Wir halten es heutzutage für so völlig selbstverständlich, die Oma beim Skiurlaub in Kalifornien anrufen zu können, während wir gerade aus 6.000 Metern Höhe über den Pyrenäen abspringen, daß wir uns im Ernstfall nur darüber wundern, wenn wir in dem Moment kein Netz haben. Eigentlich müßten wir uns darüber wundern, daß dieser ganze Kram überhaupt funktioniert. Stattdessen meckern wir noch, wenn wir der Oma dann nicht auch noch die Bilder der Action-Cam auf unserem Helm in Echtzeit rüberbeamen können.

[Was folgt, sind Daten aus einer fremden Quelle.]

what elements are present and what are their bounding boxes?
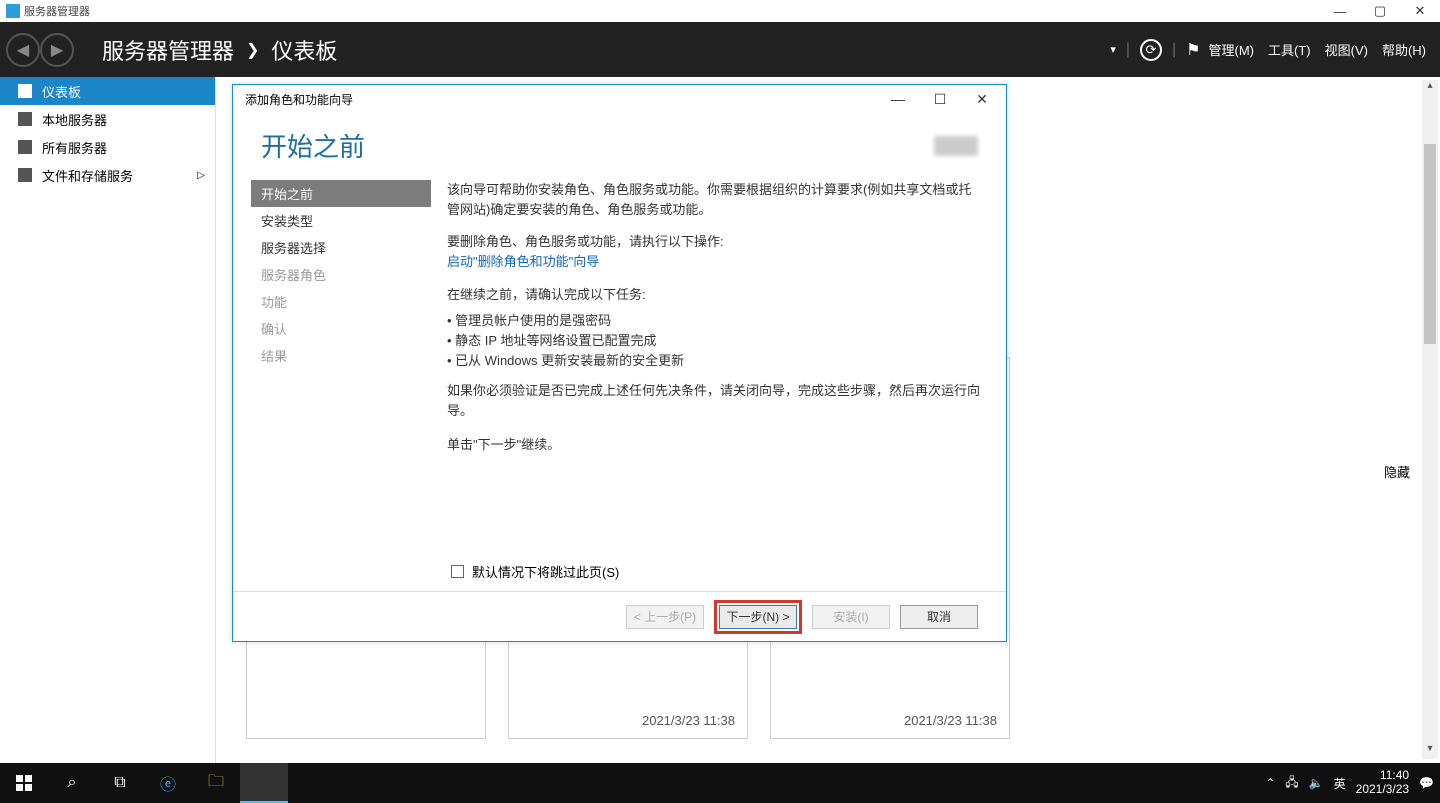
dialog-close-button[interactable]: ✕ bbox=[964, 91, 1000, 108]
sidebar-item-label: 所有服务器 bbox=[42, 138, 107, 157]
dialog-minimize-button[interactable]: — bbox=[880, 91, 916, 107]
nav-forward-button[interactable]: ▶ bbox=[40, 33, 74, 67]
app-titlebar: 服务器管理器 — ▢ ✕ bbox=[0, 0, 1440, 22]
wizard-step-features: 功能 bbox=[251, 288, 431, 315]
next-button-highlight: 下一步(N) > bbox=[714, 600, 802, 634]
menu-help[interactable]: 帮助(H) bbox=[1382, 40, 1426, 59]
wizard-bullet: 管理员帐户使用的是强密码 bbox=[447, 311, 982, 331]
flag-icon[interactable]: ⚑ bbox=[1186, 40, 1200, 60]
ime-indicator[interactable]: 英 bbox=[1334, 775, 1346, 792]
sidebar-item-label: 文件和存储服务 bbox=[42, 166, 133, 185]
wizard-text: 在继续之前，请确认完成以下任务: bbox=[447, 285, 982, 305]
task-view-button[interactable]: ⧉ bbox=[96, 763, 144, 803]
dialog-title: 添加角色和功能向导 bbox=[245, 91, 353, 108]
storage-icon bbox=[18, 168, 32, 182]
action-center-icon[interactable]: 💬 bbox=[1419, 776, 1434, 790]
sidebar-item-local-server[interactable]: 本地服务器 bbox=[0, 105, 215, 133]
taskbar-server-manager[interactable] bbox=[240, 763, 288, 803]
task-view-icon: ⧉ bbox=[114, 774, 125, 792]
skip-page-checkbox[interactable] bbox=[451, 565, 464, 578]
dropdown-icon[interactable]: ▾ bbox=[1110, 43, 1116, 56]
close-button[interactable]: ✕ bbox=[1400, 0, 1440, 22]
scroll-thumb[interactable] bbox=[1424, 144, 1436, 344]
search-icon: ⌕ bbox=[68, 774, 77, 792]
target-server-label bbox=[934, 136, 978, 156]
wizard-steps: 开始之前 安装类型 服务器选择 服务器角色 功能 确认 结果 bbox=[251, 180, 431, 556]
wizard-step-install-type[interactable]: 安装类型 bbox=[251, 207, 431, 234]
refresh-icon[interactable]: ⟳ bbox=[1140, 39, 1162, 61]
nav-back-button[interactable]: ◀ bbox=[6, 33, 40, 67]
sidebar-item-label: 仪表板 bbox=[42, 82, 81, 101]
taskbar-clock[interactable]: 11:40 2021/3/23 bbox=[1356, 769, 1409, 797]
vertical-scrollbar[interactable]: ▴ ▾ bbox=[1422, 80, 1438, 759]
menu-tools[interactable]: 工具(T) bbox=[1268, 40, 1311, 59]
add-roles-wizard-dialog: 添加角色和功能向导 — ☐ ✕ 开始之前 开始之前 安装类型 服务器选择 服务器… bbox=[232, 84, 1007, 642]
app-icon bbox=[6, 4, 20, 18]
system-tray[interactable]: ⌃ 🖧 🔈 英 11:40 2021/3/23 💬 bbox=[1265, 769, 1440, 797]
tile-timestamp: 2021/3/23 11:38 bbox=[904, 713, 997, 728]
taskbar-explorer[interactable]: 🗀 bbox=[192, 763, 240, 803]
menu-view[interactable]: 视图(V) bbox=[1325, 40, 1368, 59]
remove-roles-link[interactable]: 启动"删除角色和功能"向导 bbox=[447, 254, 599, 269]
header: ◀ ▶ 服务器管理器 ❯ 仪表板 ▾ | ⟳ | ⚑ 管理(M) 工具(T) 视… bbox=[0, 22, 1440, 77]
start-button[interactable] bbox=[0, 763, 48, 803]
sidebar: 仪表板 本地服务器 所有服务器 文件和存储服务 ▷ bbox=[0, 77, 216, 763]
dialog-button-bar: < 上一步(P) 下一步(N) > 安装(I) 取消 bbox=[233, 591, 1006, 641]
breadcrumb-leaf[interactable]: 仪表板 bbox=[271, 34, 337, 66]
server-icon bbox=[18, 112, 32, 126]
wizard-step-server-selection[interactable]: 服务器选择 bbox=[251, 234, 431, 261]
wizard-step-confirm: 确认 bbox=[251, 315, 431, 342]
previous-button: < 上一步(P) bbox=[626, 605, 704, 629]
wizard-step-results: 结果 bbox=[251, 342, 431, 369]
clock-time: 11:40 bbox=[1356, 769, 1409, 783]
breadcrumb: 服务器管理器 ❯ 仪表板 bbox=[102, 34, 337, 66]
network-icon[interactable]: 🖧 bbox=[1285, 773, 1298, 794]
wizard-step-before-begin[interactable]: 开始之前 bbox=[251, 180, 431, 207]
sidebar-item-all-servers[interactable]: 所有服务器 bbox=[0, 133, 215, 161]
install-button: 安装(I) bbox=[812, 605, 890, 629]
app-title: 服务器管理器 bbox=[24, 3, 90, 19]
clock-date: 2021/3/23 bbox=[1356, 783, 1409, 797]
wizard-content: 该向导可帮助你安装角色、角色服务或功能。你需要根据组织的计算要求(例如共享文档或… bbox=[431, 180, 1006, 556]
sidebar-item-label: 本地服务器 bbox=[42, 110, 107, 129]
sidebar-item-dashboard[interactable]: 仪表板 bbox=[0, 77, 215, 105]
dialog-titlebar[interactable]: 添加角色和功能向导 — ☐ ✕ bbox=[233, 85, 1006, 113]
taskbar[interactable]: ⌕ ⧉ ⓔ 🗀 ⌃ 🖧 🔈 英 11:40 2021/3/23 💬 bbox=[0, 763, 1440, 803]
tile-timestamp: 2021/3/23 11:38 bbox=[642, 713, 735, 728]
dialog-heading: 开始之前 bbox=[261, 127, 365, 164]
ie-icon: ⓔ bbox=[160, 771, 176, 795]
chevron-right-icon: ❯ bbox=[246, 40, 259, 60]
dashboard-icon bbox=[18, 84, 32, 98]
tray-chevron-icon[interactable]: ⌃ bbox=[1265, 776, 1275, 790]
wizard-step-server-roles: 服务器角色 bbox=[251, 261, 431, 288]
wizard-bullet: 静态 IP 地址等网络设置已配置完成 bbox=[447, 331, 982, 351]
wizard-text: 单击"下一步"继续。 bbox=[447, 435, 982, 455]
maximize-button[interactable]: ▢ bbox=[1360, 0, 1400, 22]
wizard-text: 如果你必须验证是否已完成上述任何先决条件，请关闭向导，完成这些步骤，然后再次运行… bbox=[447, 381, 982, 421]
search-button[interactable]: ⌕ bbox=[48, 763, 96, 803]
volume-icon[interactable]: 🔈 bbox=[1309, 776, 1324, 790]
minimize-button[interactable]: — bbox=[1320, 0, 1360, 22]
scroll-up-icon[interactable]: ▴ bbox=[1422, 80, 1438, 96]
taskbar-ie[interactable]: ⓔ bbox=[144, 763, 192, 803]
wizard-text: 该向导可帮助你安装角色、角色服务或功能。你需要根据组织的计算要求(例如共享文档或… bbox=[447, 180, 982, 220]
scroll-down-icon[interactable]: ▾ bbox=[1422, 743, 1438, 759]
sidebar-item-file-storage[interactable]: 文件和存储服务 ▷ bbox=[0, 161, 215, 189]
cancel-button[interactable]: 取消 bbox=[900, 605, 978, 629]
menu-manage[interactable]: 管理(M) bbox=[1209, 40, 1255, 59]
folder-icon: 🗀 bbox=[208, 770, 224, 797]
skip-page-label[interactable]: 默认情况下将跳过此页(S) bbox=[472, 562, 619, 581]
dialog-maximize-button[interactable]: ☐ bbox=[922, 91, 958, 108]
hide-link[interactable]: 隐藏 bbox=[1384, 462, 1410, 481]
breadcrumb-root[interactable]: 服务器管理器 bbox=[102, 34, 234, 66]
servers-icon bbox=[18, 140, 32, 154]
next-button[interactable]: 下一步(N) > bbox=[719, 605, 797, 629]
wizard-text: 要删除角色、角色服务或功能，请执行以下操作: bbox=[447, 232, 982, 252]
chevron-right-icon: ▷ bbox=[197, 170, 205, 181]
wizard-bullet: 已从 Windows 更新安装最新的安全更新 bbox=[447, 351, 982, 371]
windows-icon bbox=[16, 775, 32, 791]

Eine riesige Palette technologischer Errungenschaften ist notwendig, um etwas bereitzustellen, das vor vierzig Jahren selbst für einen millionenschweren Besteller einfach nicht verfügbar gewesen wäre. Die allerersten Gespräche über den Atlantik mit dem Telefon wurden übrigens im Jahre 1927 geschaltet, allerdings damals noch als Funkstrecke, nicht per Kabelverbindung. Für 3 Minuten wurden damals 9 Pfund berechnet, was nach heutigen Werten etwa 560 Euro entspricht. Nur für den Fall, daß Töchterchen durch zuviel Datenhunger wieder mal eine zu hohe Rechnung fürs Smartphone produziert haben sollte.
Wenn der Zusammenbruch der industriellen Zivilisation so richtig Fahrt aufnimmt, wird diese überall verfügbare Echtzeitkommunikation eines der ersten technologischen Opfer sein. Bis diese Dinge selbst für millionenschwere Menschen nicht mehr verfügbar sein werden. Denn kein Geld der Welt kauft etwas, das schlicht nicht mehr vorhanden ist.